Mal wieder eine Party. Eine Frau, offenkundig allein, kommt ins Gespräch mit Leuten, die sie bis dahin nicht kannte. Irgendwann, nach zwei Bier, die Frage des unbekannten Gegenübers an sie: „Wieso bist du eigentlich Single?“ Hört sich gar nicht sooo schlimm an diese Frage, oder? Leserinnen und Leser von Katja Kullmans neuem Buch „Die singuläre Frau“ wissen aber, was alles darin mitschwingt; Mitleid, ungläubiges Erstaunen, gepaart mit der sicheren Erkenntnis, dass das Paarsein, gleich mit wem, dem Alleinsein vorzuziehen ist. Katja Kullmann – Journalistin, Autorin, Buchpreisträgerin, seit vielen Jahren selbst alleinstehend – hat Erfahrung mit Begegnungen dieser Art und gute Einfälle, wie man auf die „Monsterfrage“ antworten kann: „Und warum bist du nicht schlank“ gehört dazu. Oder zu einem Paar etwas in dieser Art: „Ihr beide seid fest zusammen? Ehrlich? Wie kommt das denn?“ Am schönsten ist aber diese Antwort: „Bindungsangst – die besonders ansteckende Form.“
Was hat man der Single-Frau nicht alles für Namen gegeben: „Mannweib“, „Monster“, „Zicke“, „Schlampe“, „Egomanin“, „Emanze“, „Katzenlady“, die Liste ließe sich weiterführen. Wahlweise ist sie männermordend, nymphoman oder frigide. Die Zuschreibungen der Gesellschaft sind diese: Hat die Single-Frau schlechte Laune, hat das mit ihrem Beziehungsstatus zu tun. Hat sie gute Laune, hat das ebenfalls mit ihrem Beziehungsstatus zu tun. Sie hat es wahlweise schwer, weil sie die Restfrau ist, die Übriggebliebene, oder sie macht es sich einfach, weil sie als Geliebte nur ihre eigene Wäsche wäscht. Fazit ist aber: Alles im Leben der singulären Frau, wie Kullmann sie im Laufe des Buches betiteln wird, ist auf die Abwesenheit eines Gegenübers zurückzuführen. Diesen immanenten Makel, den die Alleinstehende mit sich herumträgt, egal, wohin sie geht, möchte Katja Kullmann verwandeln: „Denn die Frau ohne Begleitung ist ein beeindruckendes Wesen. Ja, ich halte sie inzwischen für die eigentliche, die wahre Heldin der Moderne – eine entscheidende Pionierin des 20. und vielversprechende Protagonistin des 21. Jahrhunderts“, schreibt sie auf Seite 29 und schießt damit über das Ziel hinaus.

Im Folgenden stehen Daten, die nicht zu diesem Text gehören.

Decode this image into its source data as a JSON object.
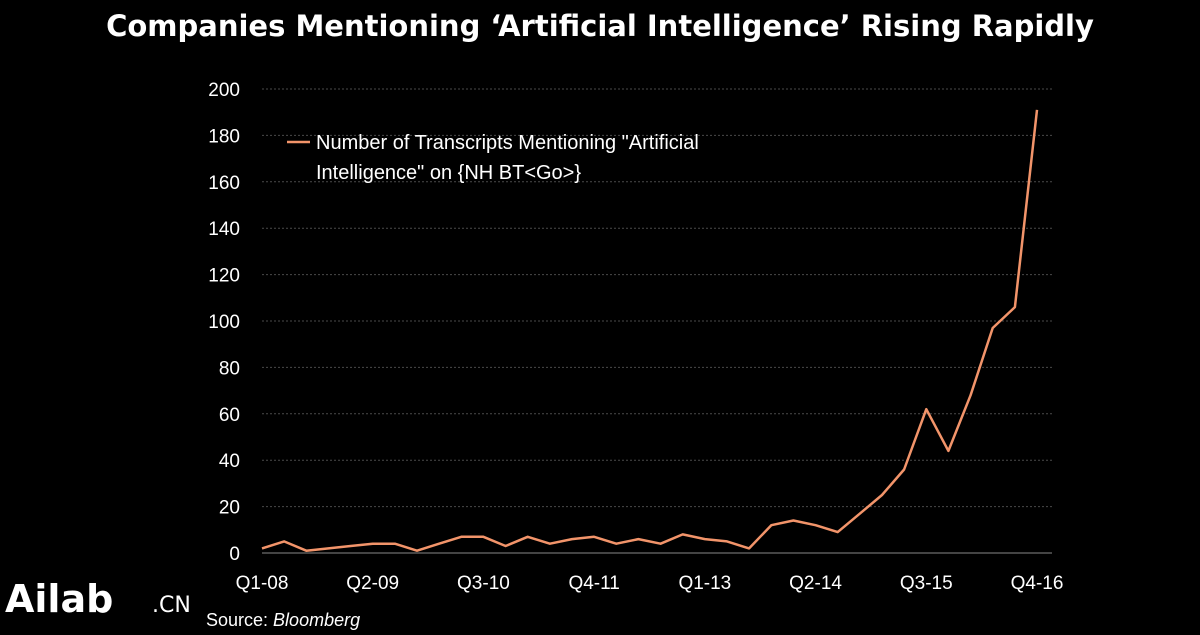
{
  "chart_data": {
    "type": "line",
    "title": "Companies Mentioning ‘Artificial Intelligence’ Rising Rapidly",
    "xlabel": "",
    "ylabel": "",
    "ylim": [
      0,
      200
    ],
    "yticks": [
      0,
      20,
      40,
      60,
      80,
      100,
      120,
      140,
      160,
      180,
      200
    ],
    "xtick_labels": [
      "Q1-08",
      "Q2-09",
      "Q3-10",
      "Q4-11",
      "Q1-13",
      "Q2-14",
      "Q3-15",
      "Q4-16"
    ],
    "x": [
      "Q1-08",
      "Q2-08",
      "Q3-08",
      "Q4-08",
      "Q1-09",
      "Q2-09",
      "Q3-09",
      "Q4-09",
      "Q1-10",
      "Q2-10",
      "Q3-10",
      "Q4-10",
      "Q1-11",
      "Q2-11",
      "Q3-11",
      "Q4-11",
      "Q1-12",
      "Q2-12",
      "Q3-12",
      "Q4-12",
      "Q1-13",
      "Q2-13",
      "Q3-13",
      "Q4-13",
      "Q1-14",
      "Q2-14",
      "Q3-14",
      "Q4-14",
      "Q1-15",
      "Q2-15",
      "Q3-15",
      "Q4-15",
      "Q1-16",
      "Q2-16",
      "Q3-16",
      "Q4-16"
    ],
    "grid": true,
    "legend_position": "top-left",
    "series": [
      {
        "name": "Number of Transcripts Mentioning \"Artificial Intelligence\" on {NH BT<Go>}",
        "color": "#f2946a",
        "values": [
          2,
          5,
          1,
          2,
          3,
          4,
          4,
          1,
          4,
          7,
          7,
          3,
          7,
          4,
          6,
          7,
          4,
          6,
          4,
          8,
          6,
          5,
          2,
          12,
          14,
          12,
          9,
          17,
          25,
          36,
          62,
          44,
          68,
          97,
          106,
          191
        ]
      }
    ],
    "legend_lines": [
      "Number of Transcripts Mentioning \"Artificial",
      "Intelligence\" on {NH BT<Go>}"
    ],
    "source_label": "Source: ",
    "source_name": "Bloomberg"
  },
  "watermark": {
    "text": "Ailab",
    "suffix": ".CN"
  }
}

Denn die Geschichten, die Kullmann im Weiteren erzählt, sei es ihre eigene oder die von Schriftstellerin Virginia Woolf oder der französischen Publizistin Françoise Giroud (deren Buch „Ich bin eine freie Frau“ im Übrigen äußerst lesenswert ist!), sind keine Heldinnengeschichten, sondern solche von Frauen, die sich in den allermeisten Fällen das Alleinleben nicht vorgenommen haben; ihnen ist es „gewissermaßen unterlaufen“ – bisweilen sehr schmerzhaft. Nichtsdestotrotz schafft Kullmann einen neuen Blick auf die Frau ohne Begleitung, und das macht sie richtig gut: Eben weil sie keine Heldinnen und keine Diven beschreibt, sondern Frauen, die irgendwann im Laufe ihres Daseins feststellen, dass das Leben abseits der Beziehungsfrage noch andere spannende Inhalte bereithält. Was die Liebe anbelangt, berichtet Katja Kullmann vom Spielfeldrand aus, aber trifft von dort erstaunlich oft das Tor.
Ihr Essay, Erfahrungsbericht, Gesellschaftsstudie oder wie man es nennen soll, ist eine ziemlich wilde, manchmal leichtfertige Mischung aus Autobiografischem, Reportage, Statistik und Zitaten berühmter Single-Frauen aus mehreren Jahrhunderten. Nicht immer gelingt das klischeefrei, was dem Umstand geschuldet ist, dass Katja Kullmann selbst einer speziellen Bubble angehört, die sich mit den Stichworten „schreibende Akademikerin, Anfang 50, Großstadt“ umreißen ließe.
„Die singuläre Frau“ ist wie alle Kullmann-Bücher (2003 bekam sie für „Generation Ally“ den Buchpreis) locker und sehr witzig geschrieben. Es lässt sich cremig wie einen guten Pudding weglöffeln. Und als Leserin muss man zugeben: Man ist satt geworden und hat sich nur minimal überfressen, aber man weiß beim besten Willen nicht genau, wie sie diese fluffige Konsistenz hingekriegt hat.